Sobre nuestra blanca pantalla de lino se encuentran por primera vez dos universos destacados por su riqueza cultural y su fuerza identitaria: la Huasteca y el Mediterráneo. La técnica mediterránea de títeres de sombras se cuenta entre las más antiguas del mundo. A decir de un espectador griego: “el teatro de sombras nos gusta porque en sus personajes vemos reflejadas algunas de nuestras principales virtudes pero sobretodo podemos reírnos de todos nuestros defectos”. La tradición oral de la Huasteca, preservada en gran parte en sus sones, corre también por el maravilloso río de la cultura popular, la que estando cerca de la tierra preserva las raíces. El teatro de sombras mediterráneo privilegia sobre todas las cosas el uso de la palabra: versos en persa clásico, dobles-sentidos, adivinanzas, canciones, acentos, acertijos y en general un gran humor satírico.

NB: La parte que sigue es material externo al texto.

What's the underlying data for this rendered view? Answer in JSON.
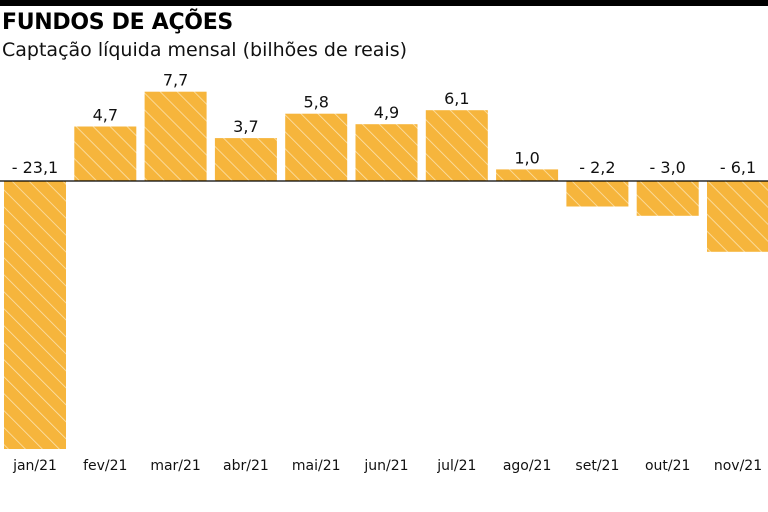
{
  "header": {
    "title": "FUNDOS DE AÇÕES",
    "subtitle": "Captação líquida mensal (bilhões de reais)"
  },
  "colors": {
    "bar_fill": "#f6b53c",
    "hatch": "#fbe2ad",
    "axis": "#000000",
    "text": "#111111"
  },
  "chart_data": {
    "type": "bar",
    "categories": [
      "jan/21",
      "fev/21",
      "mar/21",
      "abr/21",
      "mai/21",
      "jun/21",
      "jul/21",
      "ago/21",
      "set/21",
      "out/21",
      "nov/21"
    ],
    "values": [
      -23.1,
      4.7,
      7.7,
      3.7,
      5.8,
      4.9,
      6.1,
      1.0,
      -2.2,
      -3.0,
      -6.1
    ],
    "value_labels": [
      "- 23,1",
      "4,7",
      "7,7",
      "3,7",
      "5,8",
      "4,9",
      "6,1",
      "1,0",
      "- 2,2",
      "- 3,0",
      "- 6,1"
    ],
    "title": "FUNDOS DE AÇÕES",
    "subtitle": "Captação líquida mensal (bilhões de reais)",
    "xlabel": "",
    "ylabel": "",
    "ylim": [
      -23.1,
      7.7
    ],
    "grid": false,
    "legend": "none",
    "bar_pattern": "diagonal-hatch"
  }
}
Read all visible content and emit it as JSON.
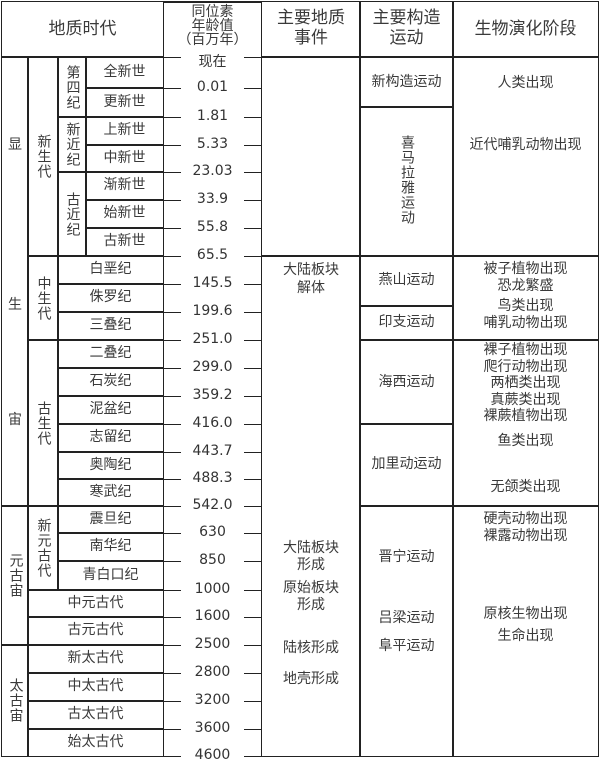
{
  "header": {
    "geologic_time": "地质时代",
    "isotope_age": [
      "同位素",
      "年龄值",
      "（百万年）"
    ],
    "main_events": [
      "主要地质",
      "事件"
    ],
    "tectonic": [
      "主要构造",
      "运动"
    ],
    "biology": "生物演化阶段"
  },
  "eons": [
    "显生宙",
    "元古宙",
    "太古宙"
  ],
  "eras": [
    "新生代",
    "中生代",
    "古生代",
    "新元古代",
    "中元古代",
    "古元古代",
    "新太古代",
    "中太古代",
    "古太古代",
    "始太古代"
  ],
  "subperiods": [
    "第四纪",
    "新近纪",
    "古近纪"
  ],
  "epochs": [
    "全新世",
    "更新世",
    "上新世",
    "中新世",
    "渐新世",
    "始新世",
    "古新世"
  ],
  "periods": [
    "白垩纪",
    "侏罗纪",
    "三叠纪",
    "二叠纪",
    "石炭纪",
    "泥盆纪",
    "志留纪",
    "奥陶纪",
    "寒武纪",
    "震旦纪",
    "南华纪",
    "青白口纪"
  ],
  "ages": [
    "现在",
    "0.01",
    "1.81",
    "5.33",
    "23.03",
    "33.9",
    "55.8",
    "65.5",
    "145.5",
    "199.6",
    "251.0",
    "299.0",
    "359.2",
    "416.0",
    "443.7",
    "488.3",
    "542.0",
    "630",
    "850",
    "1000",
    "1600",
    "2500",
    "2800",
    "3200",
    "3600",
    "4600"
  ],
  "events": [
    "大陆板块",
    "解体",
    "大陆板块",
    "形成",
    "原始板块",
    "形成",
    "陆核形成",
    "地壳形成"
  ],
  "tectonic": [
    "新构造运动",
    "喜马拉雅运动",
    "燕山运动",
    "印支运动",
    "海西运动",
    "加里动运动",
    "晋宁运动",
    "吕梁运动",
    "阜平运动"
  ],
  "biology": [
    "人类出现",
    "近代哺乳动物出现",
    "被子植物出现",
    "恐龙繁盛",
    "鸟类出现",
    "哺乳动物出现",
    "裸子植物出现",
    "爬行动物出现",
    "两栖类出现",
    "真蕨类出现",
    "裸蕨植物出现",
    "鱼类出现",
    "无颌类出现",
    "硬壳动物出现",
    "裸露动物出现",
    "原核生物出现",
    "生命出现"
  ]
}
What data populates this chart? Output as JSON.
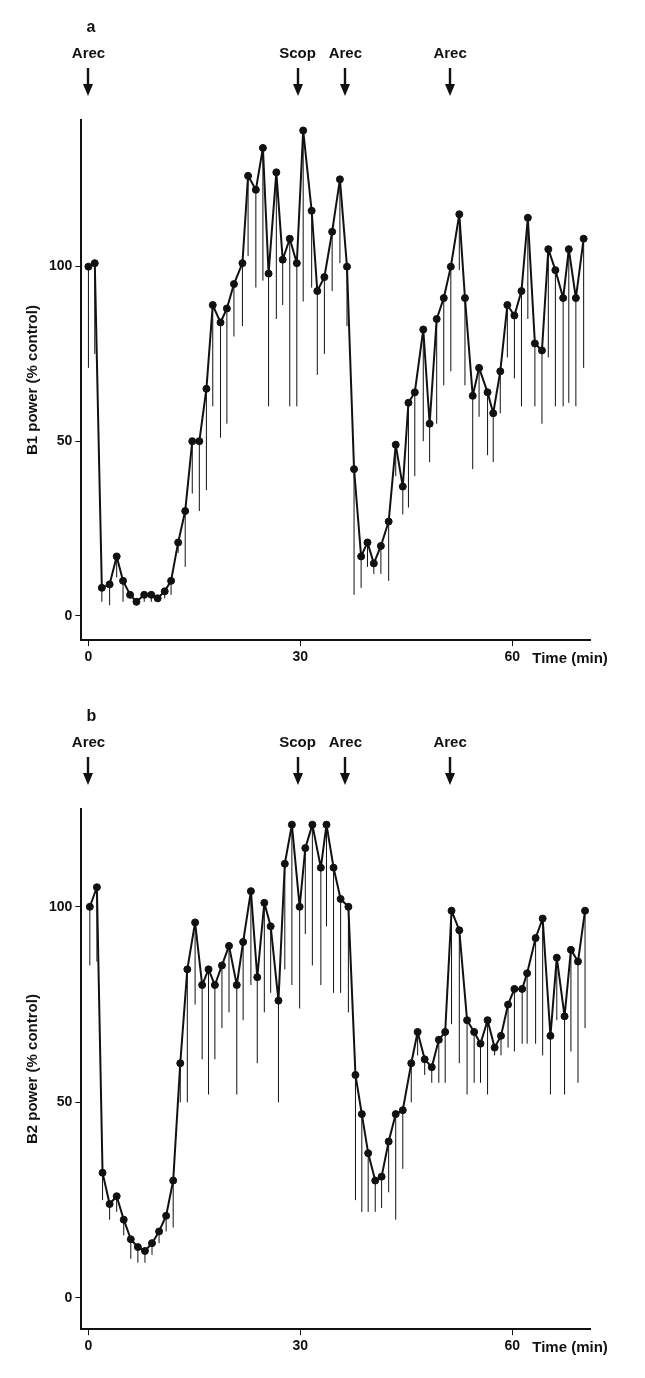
{
  "chart_data": [
    {
      "type": "line",
      "title": "a",
      "xlabel": "Time (min)",
      "ylabel": "B1 power (% control)",
      "xlim": [
        -1,
        71
      ],
      "xticks": [
        0,
        30,
        60
      ],
      "ylim": [
        -7,
        142
      ],
      "yticks": [
        0,
        50,
        100
      ],
      "grid": false,
      "legend": false,
      "marker": "circle",
      "line_style": "solid",
      "annotations": [
        "Arec",
        "Scop",
        "Arec",
        "Arec"
      ],
      "series": [
        {
          "color": "#111111",
          "x": [
            0,
            0.9,
            1.9,
            3,
            4,
            4.9,
            5.9,
            6.8,
            7.9,
            8.9,
            9.8,
            10.8,
            11.7,
            12.7,
            13.7,
            14.7,
            15.7,
            16.7,
            17.6,
            18.7,
            19.6,
            20.6,
            21.8,
            22.6,
            23.7,
            24.7,
            25.5,
            26.6,
            27.5,
            28.5,
            29.5,
            30.4,
            31.6,
            32.4,
            33.4,
            34.5,
            35.6,
            36.6,
            37.6,
            38.6,
            39.5,
            40.4,
            41.4,
            42.5,
            43.5,
            44.5,
            45.3,
            46.2,
            47.4,
            48.3,
            49.3,
            50.3,
            51.3,
            52.5,
            53.3,
            54.4,
            55.3,
            56.5,
            57.3,
            58.3,
            59.3,
            60.3,
            61.3,
            62.2,
            63.2,
            64.2,
            65.1,
            66.1,
            67.2,
            68,
            69,
            70.1
          ],
          "values": [
            100,
            101,
            8,
            9,
            17,
            10,
            6,
            4,
            6,
            6,
            5,
            7,
            10,
            21,
            30,
            50,
            50,
            65,
            89,
            84,
            88,
            95,
            101,
            126,
            122,
            134,
            98,
            127,
            102,
            108,
            101,
            139,
            116,
            93,
            97,
            110,
            125,
            100,
            42,
            17,
            21,
            15,
            20,
            27,
            49,
            37,
            61,
            64,
            82,
            55,
            85,
            91,
            100,
            115,
            91,
            63,
            71,
            64,
            58,
            70,
            89,
            86,
            93,
            114,
            78,
            76,
            105,
            99,
            91,
            105,
            91,
            108
          ],
          "errors": [
            [
              71,
              100
            ],
            [
              75,
              101
            ],
            [
              4,
              8
            ],
            [
              3,
              9
            ],
            [
              11,
              17
            ],
            [
              4,
              10
            ],
            [
              5,
              6
            ],
            [
              3,
              4
            ],
            [
              4,
              6
            ],
            [
              4,
              6
            ],
            [
              4,
              5
            ],
            [
              5,
              7
            ],
            [
              6,
              10
            ],
            [
              18,
              21
            ],
            [
              14,
              30
            ],
            [
              35,
              50
            ],
            [
              30,
              50
            ],
            [
              36,
              65
            ],
            [
              60,
              89
            ],
            [
              51,
              84
            ],
            [
              55,
              88
            ],
            [
              80,
              95
            ],
            [
              83,
              101
            ],
            [
              103,
              126
            ],
            [
              94,
              122
            ],
            [
              96,
              134
            ],
            [
              60,
              98
            ],
            [
              85,
              127
            ],
            [
              89,
              102
            ],
            [
              60,
              108
            ],
            [
              60,
              101
            ],
            [
              90,
              139
            ],
            [
              94,
              116
            ],
            [
              69,
              93
            ],
            [
              75,
              97
            ],
            [
              93,
              110
            ],
            [
              101,
              125
            ],
            [
              83,
              100
            ],
            [
              6,
              42
            ],
            [
              8,
              17
            ],
            [
              14,
              21
            ],
            [
              12,
              15
            ],
            [
              12,
              20
            ],
            [
              10,
              27
            ],
            [
              40,
              49
            ],
            [
              29,
              37
            ],
            [
              31,
              61
            ],
            [
              40,
              64
            ],
            [
              50,
              82
            ],
            [
              44,
              55
            ],
            [
              55,
              85
            ],
            [
              66,
              91
            ],
            [
              70,
              100
            ],
            [
              99,
              115
            ],
            [
              66,
              91
            ],
            [
              42,
              63
            ],
            [
              57,
              71
            ],
            [
              46,
              64
            ],
            [
              44,
              58
            ],
            [
              58,
              70
            ],
            [
              74,
              89
            ],
            [
              68,
              86
            ],
            [
              60,
              93
            ],
            [
              85,
              114
            ],
            [
              60,
              78
            ],
            [
              55,
              76
            ],
            [
              74,
              105
            ],
            [
              60,
              99
            ],
            [
              60,
              91
            ],
            [
              61,
              105
            ],
            [
              60,
              91
            ],
            [
              71,
              108
            ]
          ]
        }
      ]
    },
    {
      "type": "line",
      "title": "b",
      "xlabel": "Time (min)",
      "ylabel": "B2 power (% control)",
      "xlim": [
        -1,
        71
      ],
      "xticks": [
        0,
        30,
        60
      ],
      "ylim": [
        -8,
        125
      ],
      "yticks": [
        0,
        50,
        100
      ],
      "grid": false,
      "legend": false,
      "marker": "circle",
      "line_style": "solid",
      "annotations": [
        "Arec",
        "Scop",
        "Arec",
        "Arec"
      ],
      "series": [
        {
          "color": "#111111",
          "x": [
            0.2,
            1.2,
            2,
            3,
            4,
            5,
            6,
            7,
            8,
            9,
            10,
            11,
            12,
            13,
            14,
            15.1,
            16.1,
            17,
            17.9,
            18.9,
            19.9,
            21,
            21.9,
            23,
            23.9,
            24.9,
            25.8,
            26.9,
            27.8,
            28.8,
            29.9,
            30.7,
            31.7,
            32.9,
            33.7,
            34.7,
            35.7,
            36.8,
            37.8,
            38.7,
            39.6,
            40.6,
            41.5,
            42.5,
            43.5,
            44.5,
            45.7,
            46.6,
            47.6,
            48.6,
            49.6,
            50.5,
            51.4,
            52.5,
            53.6,
            54.6,
            55.5,
            56.5,
            57.5,
            58.4,
            59.4,
            60.3,
            61.4,
            62.1,
            63.3,
            64.3,
            65.4,
            66.3,
            67.4,
            68.3,
            69.3,
            70.3
          ],
          "values": [
            100,
            105,
            32,
            24,
            26,
            20,
            15,
            13,
            12,
            14,
            17,
            21,
            30,
            60,
            84,
            96,
            80,
            84,
            80,
            85,
            90,
            80,
            91,
            104,
            82,
            101,
            95,
            76,
            111,
            121,
            100,
            115,
            121,
            110,
            121,
            110,
            102,
            100,
            57,
            47,
            37,
            30,
            31,
            40,
            47,
            48,
            60,
            68,
            61,
            59,
            66,
            68,
            99,
            94,
            71,
            68,
            65,
            71,
            64,
            67,
            75,
            79,
            79,
            83,
            92,
            97,
            67,
            87,
            72,
            89,
            86,
            99
          ],
          "errors": [
            [
              85,
              100
            ],
            [
              86,
              105
            ],
            [
              25,
              32
            ],
            [
              20,
              24
            ],
            [
              22,
              26
            ],
            [
              16,
              20
            ],
            [
              10,
              15
            ],
            [
              9,
              13
            ],
            [
              9,
              12
            ],
            [
              11,
              14
            ],
            [
              14,
              17
            ],
            [
              17,
              21
            ],
            [
              18,
              30
            ],
            [
              50,
              60
            ],
            [
              50,
              84
            ],
            [
              75,
              96
            ],
            [
              61,
              80
            ],
            [
              52,
              84
            ],
            [
              61,
              80
            ],
            [
              69,
              85
            ],
            [
              73,
              90
            ],
            [
              52,
              80
            ],
            [
              71,
              91
            ],
            [
              80,
              104
            ],
            [
              60,
              82
            ],
            [
              73,
              101
            ],
            [
              78,
              95
            ],
            [
              50,
              76
            ],
            [
              84,
              111
            ],
            [
              80,
              121
            ],
            [
              74,
              100
            ],
            [
              93,
              115
            ],
            [
              85,
              121
            ],
            [
              80,
              110
            ],
            [
              95,
              121
            ],
            [
              78,
              110
            ],
            [
              78,
              102
            ],
            [
              73,
              100
            ],
            [
              25,
              57
            ],
            [
              22,
              47
            ],
            [
              22,
              37
            ],
            [
              22,
              30
            ],
            [
              23,
              31
            ],
            [
              27,
              40
            ],
            [
              20,
              47
            ],
            [
              33,
              48
            ],
            [
              50,
              60
            ],
            [
              62,
              68
            ],
            [
              57,
              61
            ],
            [
              55,
              59
            ],
            [
              55,
              66
            ],
            [
              55,
              68
            ],
            [
              70,
              99
            ],
            [
              60,
              94
            ],
            [
              52,
              71
            ],
            [
              55,
              68
            ],
            [
              55,
              65
            ],
            [
              52,
              71
            ],
            [
              62,
              64
            ],
            [
              62,
              67
            ],
            [
              64,
              75
            ],
            [
              63,
              79
            ],
            [
              65,
              79
            ],
            [
              65,
              83
            ],
            [
              65,
              92
            ],
            [
              62,
              97
            ],
            [
              52,
              67
            ],
            [
              71,
              87
            ],
            [
              52,
              72
            ],
            [
              63,
              89
            ],
            [
              55,
              86
            ],
            [
              69,
              99
            ]
          ]
        }
      ]
    }
  ]
}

El punto en el que se encuentran estas tradiciones es ese: la palabra. Escrita, cantada, recitada e improvisada en verso (sextilla, quintilla, cuarteta y décima), “El Violín Mágico” toma elementos tradicionales y, como todo teatro de títeres, los caricaturiza. Así desfilan por nuestra pantalla personajes históricos como Don Fortunato (QEPD) y Don Lupe Reyes; personajes de la tradición: el Querreque, la esposa del Querreque, la Petenera; personajes divinos: San Isidro y el Diablo; y personajes del cotidiano: el coyote, los narcos, la migra, el niño indígena. “El Violín Mágico” es un intento de acercar el teatro a la gente, de defender nuestras raíces culturales…es sobretodo un emocionado homenaje: a Don Fortunato Ramírez Camacho y el mítico violín que le regaló Pedro Rosas, a la Sierra Gorda, a todas las huastecas, a los pueblos indígenas, a la poesía popular, al son bailado sobre las tarimas: huapango zapateado que los montes emocionados en los ecos ancestrales de sus laderas…

 

En la obra el Querreque recibe una oferta imposible de rechazar: ¡El Coyote le propone ir a tocar huapango al otro lado! Como no tiene violín, decide ir al velorio de Don Fortunato para ver “quién se lo puede prestar”. Frente al ataúd del finado encuentra el mítico violín de Don Fortunato. Decide tomarlo prestado y lanzarse a la aventura… Pero nada será fácil para el Querreque: el Diablo pretende apropiarse del violín para devolverlo a su legítimo dueño y ¡reta al Querreque a una topada! En esta épica batalla, entre el malo y el más malo, podría decidirse no sólo el futuro del Violín Mágico, quizás también el futuro de la tradición huapanguera y su corazón: la Huasteca azolada por la sequía que sólo se aliviará cuando un elegido logre conmover a San Isidro con un son.